Cervical spondylitic myelopathy
- Incidence: 20.00 cases per 100,000 person-years
- Peak incidence: 70+ years
- Sex ratio: 1:1
|Cervical spondylitic myelopathy||1|
- a variety of motor weakness, sensory loss and bladder/bowel dysfunction may be seen
- neck pain
- wide-based, ataxic or spastic gait
- upper motor neuron weakness in the lower legs - increased reflexes, increased tone and upgoing plantars
- bladder dysfunction e.g. urgency, retention
Currently, decompressive surgery is the only effective treatment. It has been shown to prevent disease progression. Close observation is an option for mild stable disease, but anything progressive or more severe requires surgery to prevent further deterioration. Physiotherapy should only be initiated by specialist services, as manipulation can cause more spinal cord damage.
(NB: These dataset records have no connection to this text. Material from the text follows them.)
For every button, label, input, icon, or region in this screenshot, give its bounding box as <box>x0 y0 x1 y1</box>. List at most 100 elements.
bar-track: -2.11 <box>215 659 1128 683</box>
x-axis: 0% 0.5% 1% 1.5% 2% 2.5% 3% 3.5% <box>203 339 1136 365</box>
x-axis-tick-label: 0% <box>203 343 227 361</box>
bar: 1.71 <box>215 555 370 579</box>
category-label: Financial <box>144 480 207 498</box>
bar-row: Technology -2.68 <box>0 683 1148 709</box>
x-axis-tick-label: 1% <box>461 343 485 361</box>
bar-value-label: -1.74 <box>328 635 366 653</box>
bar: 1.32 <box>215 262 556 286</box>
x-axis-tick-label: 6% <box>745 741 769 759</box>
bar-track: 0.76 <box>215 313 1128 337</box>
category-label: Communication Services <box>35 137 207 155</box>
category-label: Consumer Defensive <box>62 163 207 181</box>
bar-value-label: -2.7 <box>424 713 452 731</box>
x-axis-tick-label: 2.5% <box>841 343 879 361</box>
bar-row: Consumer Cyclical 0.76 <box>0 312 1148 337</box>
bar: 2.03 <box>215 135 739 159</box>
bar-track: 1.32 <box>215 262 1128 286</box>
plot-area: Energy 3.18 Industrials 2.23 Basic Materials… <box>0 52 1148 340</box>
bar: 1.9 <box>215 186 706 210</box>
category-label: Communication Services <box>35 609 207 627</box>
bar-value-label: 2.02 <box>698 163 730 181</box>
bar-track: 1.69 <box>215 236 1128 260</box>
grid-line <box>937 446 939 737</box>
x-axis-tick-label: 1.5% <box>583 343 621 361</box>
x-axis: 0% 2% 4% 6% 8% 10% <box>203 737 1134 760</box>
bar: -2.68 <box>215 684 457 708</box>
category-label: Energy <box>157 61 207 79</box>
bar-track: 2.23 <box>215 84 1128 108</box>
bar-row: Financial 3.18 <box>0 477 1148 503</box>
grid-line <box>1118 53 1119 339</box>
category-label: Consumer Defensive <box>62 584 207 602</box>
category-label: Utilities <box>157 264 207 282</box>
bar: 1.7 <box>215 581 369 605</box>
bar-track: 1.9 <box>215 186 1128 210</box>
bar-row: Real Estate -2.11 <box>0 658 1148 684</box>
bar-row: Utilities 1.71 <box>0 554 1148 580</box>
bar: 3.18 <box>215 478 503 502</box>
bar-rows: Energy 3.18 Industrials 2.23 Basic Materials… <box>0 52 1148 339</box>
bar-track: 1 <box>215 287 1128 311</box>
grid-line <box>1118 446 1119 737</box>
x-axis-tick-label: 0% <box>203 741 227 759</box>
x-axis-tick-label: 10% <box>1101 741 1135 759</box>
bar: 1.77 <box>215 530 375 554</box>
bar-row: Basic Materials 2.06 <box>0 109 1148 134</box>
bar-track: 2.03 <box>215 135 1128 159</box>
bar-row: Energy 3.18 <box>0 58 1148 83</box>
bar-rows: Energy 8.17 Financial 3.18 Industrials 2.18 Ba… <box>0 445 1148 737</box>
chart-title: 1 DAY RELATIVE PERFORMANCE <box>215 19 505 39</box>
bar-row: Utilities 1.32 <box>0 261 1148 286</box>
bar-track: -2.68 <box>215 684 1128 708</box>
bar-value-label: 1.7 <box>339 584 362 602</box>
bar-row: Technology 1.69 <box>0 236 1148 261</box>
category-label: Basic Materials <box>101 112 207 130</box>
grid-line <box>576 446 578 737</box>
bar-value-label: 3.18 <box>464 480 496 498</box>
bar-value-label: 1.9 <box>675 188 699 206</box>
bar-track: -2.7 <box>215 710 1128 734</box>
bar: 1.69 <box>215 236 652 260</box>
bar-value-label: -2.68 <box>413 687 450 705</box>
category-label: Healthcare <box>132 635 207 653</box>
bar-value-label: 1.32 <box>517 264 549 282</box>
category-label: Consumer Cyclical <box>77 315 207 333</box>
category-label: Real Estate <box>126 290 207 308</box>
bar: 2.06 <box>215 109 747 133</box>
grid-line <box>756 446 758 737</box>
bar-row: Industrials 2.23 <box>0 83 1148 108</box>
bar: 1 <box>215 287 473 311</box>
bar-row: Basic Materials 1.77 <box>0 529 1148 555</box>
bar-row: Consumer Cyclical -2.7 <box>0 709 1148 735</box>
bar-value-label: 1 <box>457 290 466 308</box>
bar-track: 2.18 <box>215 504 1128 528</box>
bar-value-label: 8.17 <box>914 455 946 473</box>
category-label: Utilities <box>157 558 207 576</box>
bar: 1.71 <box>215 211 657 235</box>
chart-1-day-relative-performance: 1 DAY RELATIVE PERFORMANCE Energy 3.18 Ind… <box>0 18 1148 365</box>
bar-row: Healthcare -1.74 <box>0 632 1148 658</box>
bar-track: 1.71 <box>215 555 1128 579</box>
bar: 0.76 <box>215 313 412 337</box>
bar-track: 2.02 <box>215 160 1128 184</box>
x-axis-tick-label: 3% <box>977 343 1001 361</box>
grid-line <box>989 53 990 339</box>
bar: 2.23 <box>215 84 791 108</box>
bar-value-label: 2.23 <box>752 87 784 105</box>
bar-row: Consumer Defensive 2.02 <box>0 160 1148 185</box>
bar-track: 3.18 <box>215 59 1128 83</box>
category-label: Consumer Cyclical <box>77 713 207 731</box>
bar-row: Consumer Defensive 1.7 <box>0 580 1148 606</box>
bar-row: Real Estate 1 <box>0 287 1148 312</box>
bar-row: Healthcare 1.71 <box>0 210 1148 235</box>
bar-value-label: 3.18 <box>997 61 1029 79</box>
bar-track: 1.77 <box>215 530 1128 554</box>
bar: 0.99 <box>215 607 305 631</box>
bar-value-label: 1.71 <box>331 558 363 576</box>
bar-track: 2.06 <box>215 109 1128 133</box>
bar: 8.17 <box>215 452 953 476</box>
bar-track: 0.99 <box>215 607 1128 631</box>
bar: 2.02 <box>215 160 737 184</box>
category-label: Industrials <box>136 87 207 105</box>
Postoperatively, patients with cervical myelopathy require ongoing follow-up as pathology can 'recur' at adjacent spinal levels, which were not treated by the initial decompressive surgery. This is called adjacent segment disease. Furthermore, surgery can change spinal dynamics increasing the likelihood of other levels being affected. Patients sometimes develop mal-alignment of the spine, including kyphosis and spondylolisthesis, and this can also affect the spinal cord. All patients with recurrent symptoms should be evaluated urgently by specialist spinal services.